Biographische Belustigungen

unter der Gehirnschale einer Riesin

Eine Geistergeschichte

Erste biographische Belustigung

Die bleierne Jungfer Europa – das Schlachtfeld – die Melancholie – der Frühling.
 

Auf der Chaussee, den 28. April 1795.

Auf nichts ist die Welt in Büchern so erpicht als auf das, wovor ihr auf den Theatern so ekelt – aufs Erzählen. Der Leser hat sich kaum in sein Schlaf-, Lese- und Schreibkanapee gesetzt und ich mich in meinen Reisewagen: – sofort soll ich eintunken und meine Historie anfangen. Ich beteur' es ihm, ich erzähl' ihm eine – und die außerordentlichste dazu; – aber hier auf dem Schreibetische des Reisewagens ist nicht daran zu denken: es muß abgewartet werden, bis ich die erste biographische Belustigung zu Ende gebracht, die nicht länger währen kann als der Weg nach Waldkappel. Bin ich freilich in diesem Lustschlosse, das prächtig wie ein Obeliskus in der Schultheißerei Neuengleichen steht, übermorgen ausgestiegen: so setz' ich mich – ich verpfände mein Ehrenwort darauf – nieder und erheitre mein Auge an den entfalteten Pfauenspiegeln der Auen, an der Goldlasur des Horizonts und an den kouleurten grünen und weißen Lustfeuern des so eilig abbrennenden Frühlings und zeichne dann, mitten in diesen Lichtern, der Nachwelt die sonderbare Geschichte des vorigen Winters ab, die man schon im ersten Kapitel verlangte. Ich könnte sie auch unmöglich hier im Fürstentume Flachsenfingen, wo ich fahre, schon geben, hier, wo ich noch alle Gerüste, Kulissen und Opernkleider der ausgespielten Szenen samt dem eng zusammengerollten Theatervorhang der vergangnen Zukunft um mich sehe. Ach ich dürfte ja nur das Wagenfenster niederlassen und hinausschauen: so würde der Wagen gerade vor der Stätte vorüberrollen, wo meine Seele in dem Erdbeben zitterte, von dem meine Feder, wie ein von Salsano in Neapel erfundner Erdbebenmesser, die Richtung, die seine Stöße nahmen, jetzt auf dem Papiere nachmalt!....

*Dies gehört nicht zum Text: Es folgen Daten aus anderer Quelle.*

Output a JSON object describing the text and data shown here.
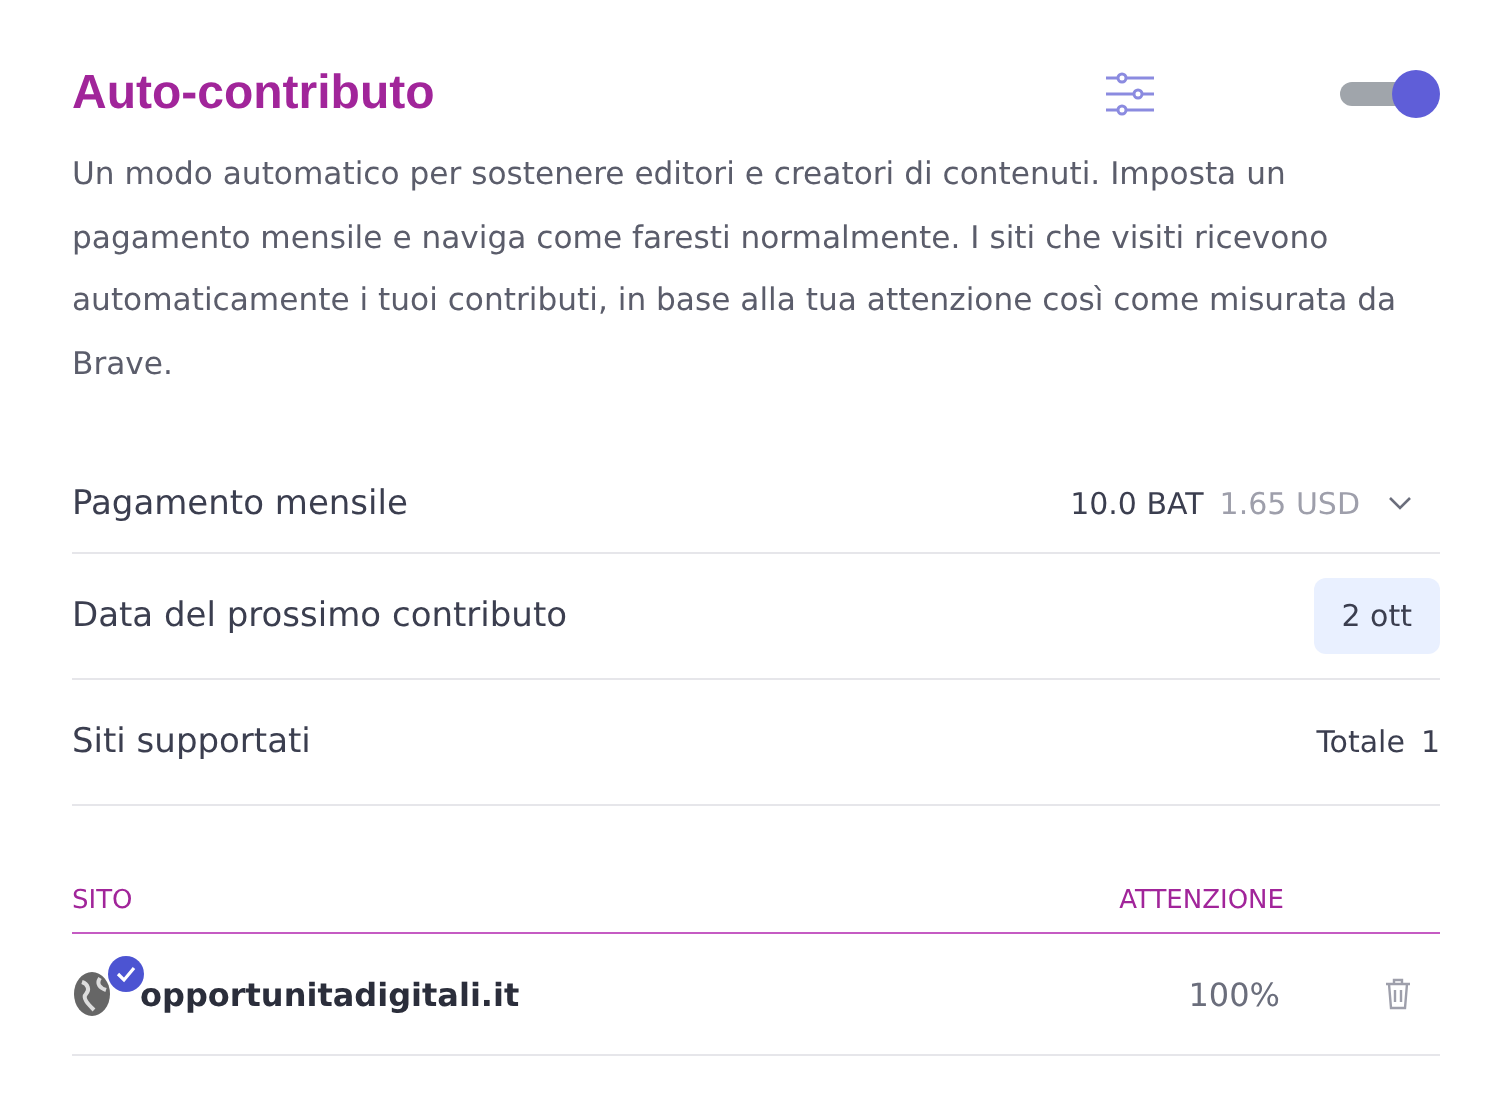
{
  "header": {
    "title": "Auto-contributo",
    "enabled": true
  },
  "description": "Un modo automatico per sostenere editori e creatori di contenuti. Imposta un pagamento mensile e naviga come faresti normalmente. I siti che visiti ricevono automaticamente i tuoi contributi, in base alla tua attenzione così come misurata da Brave.",
  "settings": [
    {
      "kind": "dropdown",
      "label": "Pagamento mensile",
      "value": "10.0 BAT",
      "secondary": "1.65 USD"
    },
    {
      "kind": "chip",
      "label": "Data del prossimo contributo",
      "value": "2 ott"
    },
    {
      "kind": "total",
      "label": "Siti supportati",
      "value": "Totale",
      "count": "1"
    }
  ],
  "table": {
    "columns": [
      "SITO",
      "ATTENZIONE"
    ],
    "rows": [
      {
        "site": "opportunitadigitali.it",
        "verified": true,
        "attention": "100%"
      }
    ]
  }
}
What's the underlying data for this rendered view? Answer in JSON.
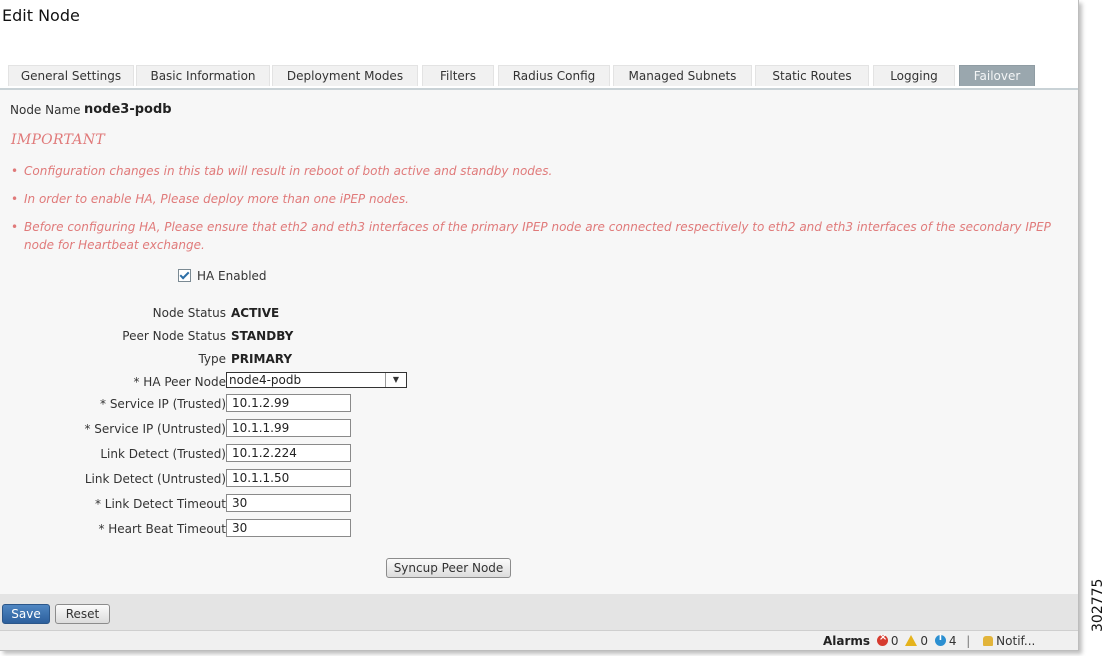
{
  "window": {
    "title": "Edit Node"
  },
  "tabs": [
    {
      "label": "General Settings"
    },
    {
      "label": "Basic Information"
    },
    {
      "label": "Deployment Modes"
    },
    {
      "label": "Filters"
    },
    {
      "label": "Radius Config"
    },
    {
      "label": "Managed Subnets"
    },
    {
      "label": "Static Routes"
    },
    {
      "label": "Logging"
    },
    {
      "label": "Failover",
      "active": true
    }
  ],
  "node": {
    "name_label": "Node Name",
    "name_value": "node3-podb"
  },
  "notice": {
    "heading": "IMPORTANT",
    "items": [
      "Configuration changes in this tab will result in reboot of both active and standby nodes.",
      "In order to enable HA, Please deploy more than one iPEP nodes.",
      "Before configuring HA, Please ensure that eth2 and eth3 interfaces of the primary IPEP node are connected respectively to eth2 and eth3 interfaces of the secondary IPEP node for Heartbeat exchange."
    ]
  },
  "ha_enabled": {
    "label": "HA Enabled",
    "checked": true
  },
  "fields": {
    "node_status": {
      "label": "Node Status",
      "value": "ACTIVE"
    },
    "peer_node_status": {
      "label": "Peer Node Status",
      "value": "STANDBY"
    },
    "type": {
      "label": "Type",
      "value": "PRIMARY"
    },
    "ha_peer_node": {
      "label": "* HA Peer Node",
      "value": "node4-podb"
    },
    "service_ip_trusted": {
      "label": "* Service IP (Trusted)",
      "value": "10.1.2.99"
    },
    "service_ip_untrusted": {
      "label": "* Service IP (Untrusted)",
      "value": "10.1.1.99"
    },
    "link_detect_trusted": {
      "label": "Link Detect (Trusted)",
      "value": "10.1.2.224"
    },
    "link_detect_untrusted": {
      "label": "Link Detect (Untrusted)",
      "value": "10.1.1.50"
    },
    "link_detect_timeout": {
      "label": "* Link Detect Timeout",
      "value": "30"
    },
    "heart_beat_timeout": {
      "label": "* Heart Beat Timeout",
      "value": "30"
    }
  },
  "buttons": {
    "syncup": "Syncup Peer Node",
    "save": "Save",
    "reset": "Reset"
  },
  "statusbar": {
    "alarms_label": "Alarms",
    "errors": "0",
    "warnings": "0",
    "info": "4",
    "notifications_label": "Notif..."
  },
  "figure_number": "302775",
  "colors": {
    "accent": "#2c5f9c",
    "warning_text": "#e07a7a",
    "active_tab": "#9aa7ae"
  }
}
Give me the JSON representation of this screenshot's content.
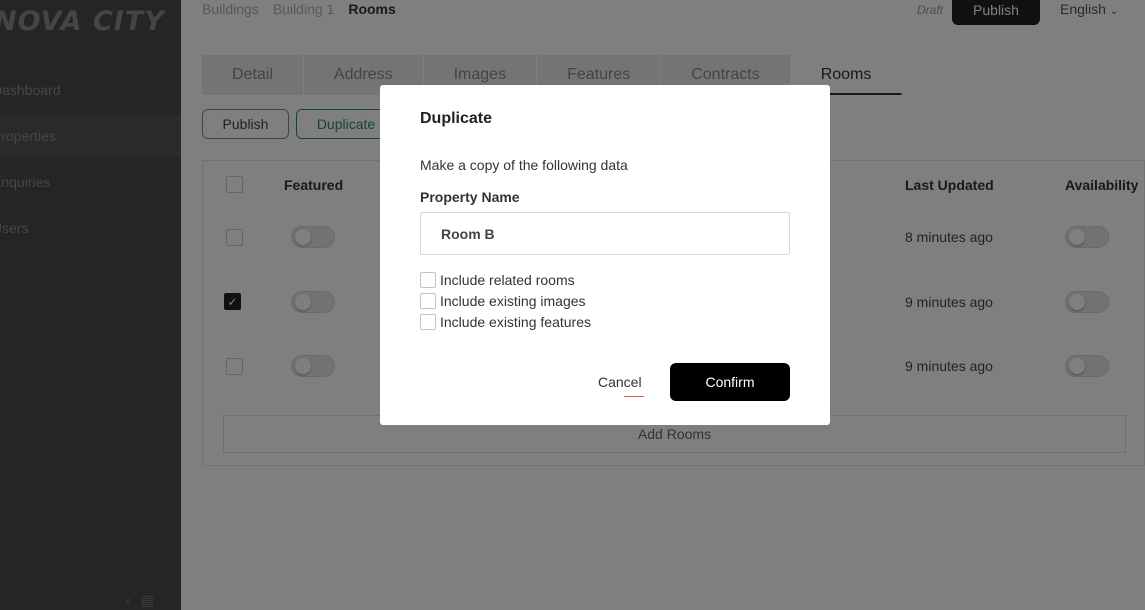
{
  "sidebar": {
    "logo": "NOVA CITY",
    "items": [
      {
        "label": "Dashboard"
      },
      {
        "label": "Properties"
      },
      {
        "label": "Enquiries"
      },
      {
        "label": "Users"
      }
    ],
    "collapse_icon": "chevron-left-icon",
    "chat_icon": "message-icon"
  },
  "header": {
    "breadcrumb": [
      "Buildings",
      "Building 1",
      "Rooms"
    ],
    "status": "Draft",
    "publish_label": "Publish",
    "language": "English"
  },
  "tabs": [
    "Detail",
    "Address",
    "Images",
    "Features",
    "Contracts",
    "Rooms"
  ],
  "active_tab": "Rooms",
  "actions": {
    "publish_label": "Publish",
    "duplicate_label": "Duplicate"
  },
  "table": {
    "columns": {
      "featured": "Featured",
      "last_updated": "Last Updated",
      "availability": "Availability"
    },
    "rows": [
      {
        "checked": false,
        "last_updated": "8 minutes ago"
      },
      {
        "checked": true,
        "last_updated": "9 minutes ago"
      },
      {
        "checked": false,
        "last_updated": "9 minutes ago"
      }
    ],
    "add_label": "Add Rooms"
  },
  "modal": {
    "title": "Duplicate",
    "description": "Make a copy of the following data",
    "field_label": "Property Name",
    "field_value": "Room B",
    "options": [
      {
        "label": "Include related rooms",
        "checked": false
      },
      {
        "label": "Include existing images",
        "checked": false
      },
      {
        "label": "Include existing features",
        "checked": false
      }
    ],
    "cancel_label": "Cancel",
    "confirm_label": "Confirm"
  }
}
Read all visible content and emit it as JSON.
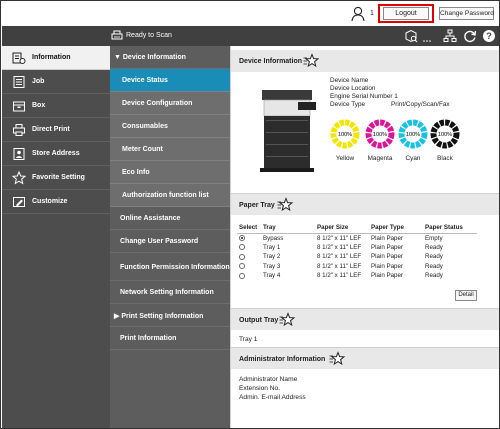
{
  "topbar": {
    "user_count": "1",
    "logout_label": "Logout",
    "change_password_label": "Change Password"
  },
  "toolbar": {
    "status_text": "Ready to Scan"
  },
  "left_nav": {
    "items": [
      {
        "label": "Information",
        "icon": "info-icon",
        "active": true
      },
      {
        "label": "Job",
        "icon": "job-icon"
      },
      {
        "label": "Box",
        "icon": "box-icon"
      },
      {
        "label": "Direct Print",
        "icon": "direct-print-icon"
      },
      {
        "label": "Store Address",
        "icon": "address-book-icon"
      },
      {
        "label": "Favorite Setting",
        "icon": "star-icon"
      },
      {
        "label": "Customize",
        "icon": "customize-icon"
      }
    ]
  },
  "sub_nav": {
    "header": "Device Information",
    "children": [
      "Device Status",
      "Device Configuration",
      "Consumables",
      "Meter Count",
      "Eco Info",
      "Authorization function list"
    ],
    "selected": "Device Status",
    "others": [
      "Online Assistance",
      "Change User Password",
      "Function Permission Information",
      "Network Setting Information",
      "Print Setting Information",
      "Print Information"
    ]
  },
  "device_info": {
    "title": "Device Information",
    "fields": [
      "Device Name",
      "Device Location",
      "Engine Serial Number 1",
      "Device Type"
    ],
    "device_name": "",
    "device_type": "Print/Copy/Scan/Fax",
    "toner": [
      {
        "label": "Yellow",
        "percent": "100%",
        "color": "#f2e600"
      },
      {
        "label": "Magenta",
        "percent": "100%",
        "color": "#e0129a"
      },
      {
        "label": "Cyan",
        "percent": "100%",
        "color": "#14c3e6"
      },
      {
        "label": "Black",
        "percent": "100%",
        "color": "#111111"
      }
    ]
  },
  "paper_tray": {
    "title": "Paper Tray",
    "columns": [
      "Select",
      "Tray",
      "Paper Size",
      "Paper Type",
      "Paper Status"
    ],
    "rows": [
      {
        "tray": "Bypass",
        "size": "8 1/2\" x 11\" LEF",
        "type": "Plain Paper",
        "status": "Empty",
        "selected": true
      },
      {
        "tray": "Tray 1",
        "size": "8 1/2\" x 11\" LEF",
        "type": "Plain Paper",
        "status": "Ready"
      },
      {
        "tray": "Tray 2",
        "size": "8 1/2\" x 11\" LEF",
        "type": "Plain Paper",
        "status": "Ready"
      },
      {
        "tray": "Tray 3",
        "size": "8 1/2\" x 11\" LEF",
        "type": "Plain Paper",
        "status": "Ready"
      },
      {
        "tray": "Tray 4",
        "size": "8 1/2\" x 11\" LEF",
        "type": "Plain Paper",
        "status": "Ready"
      }
    ],
    "detail_label": "Detail"
  },
  "output_tray": {
    "title": "Output Tray",
    "value": "Tray 1"
  },
  "admin_info": {
    "title": "Administrator Information",
    "fields": [
      "Administrator Name",
      "Extension No.",
      "Admin. E-mail Address"
    ]
  },
  "colors": {
    "selected_subnav": "#1a8cb8",
    "logout_highlight": "#e00000"
  }
}
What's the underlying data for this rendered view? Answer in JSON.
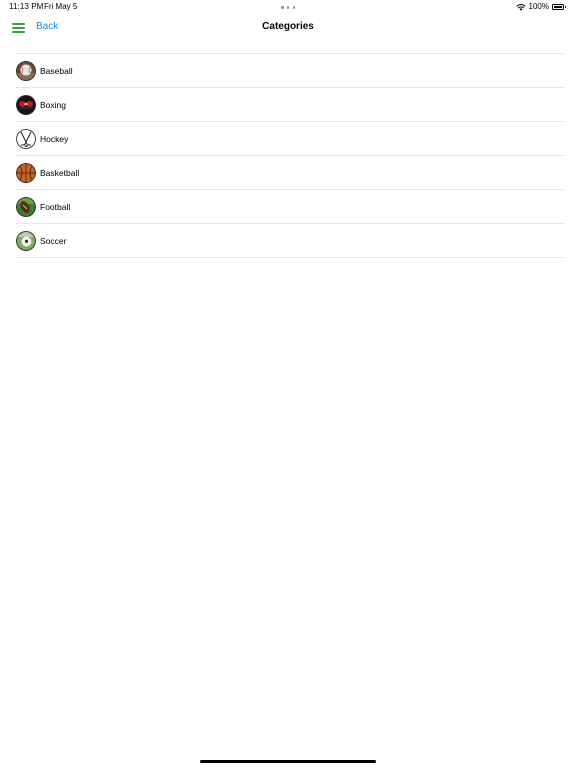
{
  "status_bar": {
    "time": "11:13 PM",
    "date": "Fri May 5",
    "battery": "100%"
  },
  "nav": {
    "back_label": "Back",
    "title": "Categories"
  },
  "categories": [
    {
      "label": "Baseball",
      "icon": "baseball-icon"
    },
    {
      "label": "Boxing",
      "icon": "boxing-icon"
    },
    {
      "label": "Hockey",
      "icon": "hockey-icon"
    },
    {
      "label": "Basketball",
      "icon": "basketball-icon"
    },
    {
      "label": "Football",
      "icon": "football-icon"
    },
    {
      "label": "Soccer",
      "icon": "soccer-icon"
    }
  ],
  "colors": {
    "accent_blue": "#1a8ce6",
    "menu_green": "#3aa13a",
    "separator": "#e6e6e6"
  }
}
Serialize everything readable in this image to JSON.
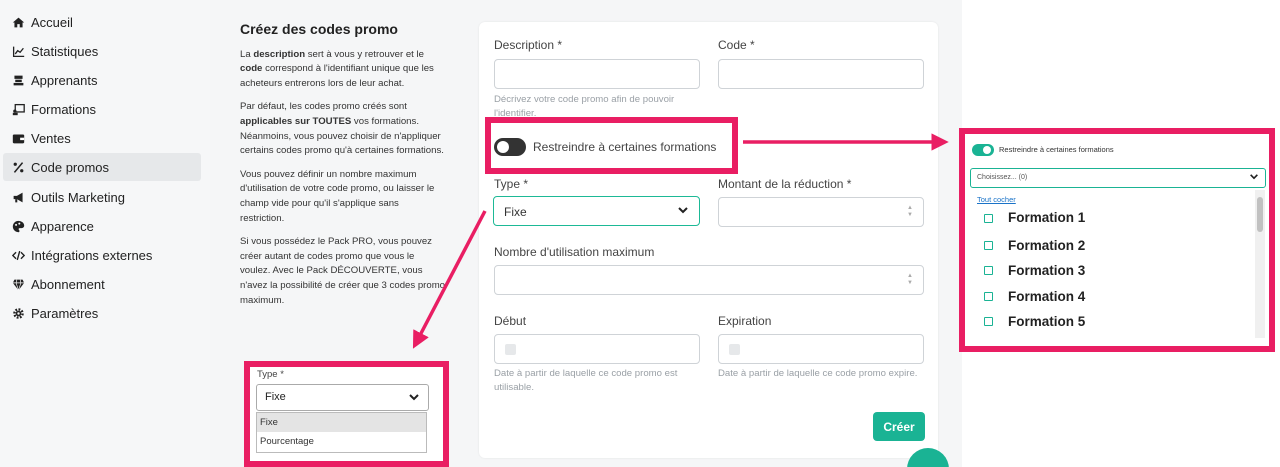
{
  "sidebar": {
    "items": [
      {
        "label": "Accueil",
        "icon": "home-icon"
      },
      {
        "label": "Statistiques",
        "icon": "chart-line-icon"
      },
      {
        "label": "Apprenants",
        "icon": "learners-icon"
      },
      {
        "label": "Formations",
        "icon": "chalkboard-icon"
      },
      {
        "label": "Ventes",
        "icon": "wallet-icon"
      },
      {
        "label": "Code promos",
        "icon": "percent-icon"
      },
      {
        "label": "Outils Marketing",
        "icon": "bullhorn-icon"
      },
      {
        "label": "Apparence",
        "icon": "palette-icon"
      },
      {
        "label": "Intégrations externes",
        "icon": "code-icon"
      },
      {
        "label": "Abonnement",
        "icon": "gem-icon"
      },
      {
        "label": "Paramètres",
        "icon": "gear-icon"
      }
    ],
    "active_index": 5
  },
  "info": {
    "title": "Créez des codes promo",
    "p1": {
      "a": "La ",
      "b1": "description",
      "c": " sert à vous y retrouver et le ",
      "b2": "code",
      "d": " correspond à l'identifiant unique que les acheteurs entrerons lors de leur achat."
    },
    "p2": {
      "a": "Par défaut, les codes promo créés sont ",
      "b1": "applicables sur TOUTES",
      "c": " vos formations. Néanmoins, vous pouvez choisir de n'appliquer certains codes promo qu'à certaines formations."
    },
    "p3": "Vous pouvez définir un nombre maximum d'utilisation de votre code promo, ou laisser le champ vide pour qu'il s'applique sans restriction.",
    "p4": "Si vous possédez le Pack PRO, vous pouvez créer autant de codes promo que vous le voulez. Avec le Pack DÉCOUVERTE, vous n'avez la possibilité de créer que 3 codes promo maximum."
  },
  "form": {
    "description_label": "Description *",
    "code_label": "Code *",
    "description_help": "Décrivez votre code promo afin de pouvoir l'identifier.",
    "restrict_label": "Restreindre à certaines formations",
    "restrict_on": false,
    "type_label": "Type *",
    "type_value": "Fixe",
    "amount_label": "Montant de la réduction *",
    "max_use_label": "Nombre d'utilisation maximum",
    "start_label": "Début",
    "start_help": "Date à partir de laquelle ce code promo est utilisable.",
    "expiration_label": "Expiration",
    "expiration_help": "Date à partir de laquelle ce code promo expire.",
    "create_button": "Créer"
  },
  "dropdown_callout": {
    "label": "Type *",
    "value": "Fixe",
    "options": [
      "Fixe",
      "Pourcentage"
    ],
    "selected_index": 0
  },
  "restrict_callout": {
    "toggle_label": "Restreindre à certaines formations",
    "toggle_on": true,
    "select_placeholder": "Choisissez... (0)",
    "check_all": "Tout cocher",
    "formations": [
      "Formation 1",
      "Formation 2",
      "Formation 3",
      "Formation 4",
      "Formation 5"
    ]
  },
  "colors": {
    "accent": "#1ab394",
    "highlight": "#e91e63",
    "sidebar_bg": "#f6f7f8"
  }
}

Solang' ich fahre, schreib' ich oder schlaf' ich: denn unter der ganzen Fahrt kömmt der Wagenfenster-Vorhang nicht weg, und ich werfe keinen Blick hinaus; und das bloß deswegen:

Es ist aus astronomischen Gründen erweislich – im Grunde darf man nur die Augen auftun –, daß in Flachsenfingen heute, den 28sten April, wo ich abreisete, die dekollierte Allee noch aussah wie abgewetzte Besemen, womit der Winter den Frühlingshimmel rein gefegt – daß der Hofgärtner noch alle Gemüser aus den Mistbeeten liefern mußte – und daß die Wiesen, wodurch ich diesen Morgen kam, nichts Bessers waren als lebendige Herbarien mit der aufgeklebten falben flachsenfingischen Flora; die Faun ist noch nicht einmal aus der Erde. Das ist nun besser, als ich mirs wünschen konnte.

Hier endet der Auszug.